If equal, then the two quantities are inversely proportional

+ If not equal, then the two quantities are not two quantities that are inversely proportional

Detailed explanation

We see: \(\dfrac{{0,5}}{{2,5}} = \dfrac{1}{5} = \dfrac{{1,5}}{{7,5}} = \dfrac {2}{{10}} = \dfrac{{2,5}}{{12,5}}\) so x and y are two proportional quantities.

The related formula: \(x = \dfrac{1}{5}.y\) (or y = 5.x)

Solve problem 6.28 page 20 Math 7 textbook Connecting knowledge volume 2

Solution method

+ Use the definition of two quantities that are directly proportional and inversely proportional:

If y = ax (a is a non-zero constant), then y is proportional to x by the scaling factor a.

If \(y = \dfrac{a}{x}\)(a is a non-zero constant), then y is inversely proportional to x by the scaling factor a

+ Represent the quantity y in terms of z.

If y = k. z (k is a constant) then y and z are proportional quantities.

If \(y = \dfrac{k}{z}\) ( k is a constant) then y and z are two quantities in inverse proportion.

Detailed explanation

a) Assuming y is proportional to x by the scaling factor a so y = ax so \(x = \dfrac{y}{a}\)

y is proportional to z by the scaling factor b so y = bz

Thus, \(x = \dfrac{y}{a} = \dfrac{{bz}}{a} = \dfrac{b}{a}.z\)( \(\dfrac{b}{a} \) is a constant because a and b are constants)

So x is proportional to z and the scaling factor is \(\dfrac{b}{a}\)

b) Assuming y is proportional to x by the scaling factor a so y = ax so \(x = \dfrac{y}{a}\)

y is inversely proportional to z by the scaling factor b so y = \(\dfrac{b}{z}\)

Therefore, \(x = \dfrac{y}{a} = \dfrac{{\dfrac{b}{z}}}{a} = \dfrac{b}{z}:a = \dfrac{b} {z}.\dfrac{1}{a} = \dfrac{{\dfrac{b}{a}}}{z}\)( \(\dfrac{b}{a}\) is constant because a ,b are constants)

So x is inversely proportional to z and the scaling factor is \(\dfrac{b}{a}\)

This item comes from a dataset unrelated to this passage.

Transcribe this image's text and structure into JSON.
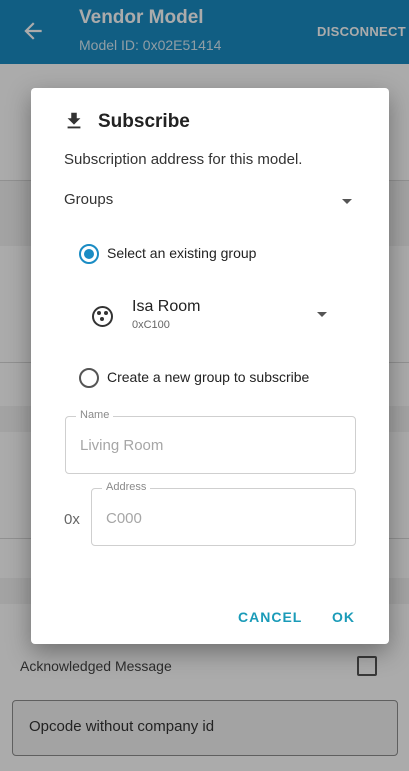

c) Assuming y is inversely proportional to x by the scaling factor a so y = \(\dfrac{a}{x}\) so x = \(\dfrac{a}{y}\)

y is inversely proportional to z by the scaling factor b so y = \(\dfrac{b}{z}\)

Therefore, \(x = \dfrac{a}{y} = \dfrac{a}{{\dfrac{b}{z}}} = a:\dfrac{b}{z} = a.\dfrac{ z}{b} = \dfrac{a}{b}.z\)( \(\dfrac{a}{b}\) is constant because a,b are constants)

So x is proportional to z and the scaling factor is \(\dfrac{a}{b}\)

Solve lesson 6.29 page 20 Math 7 Textbook Connecting knowledge volume 2

Solution method

Let the mass of copper and zinc to prepare 150 kg of brass be x, y (kg) (x,y > 0) respectively.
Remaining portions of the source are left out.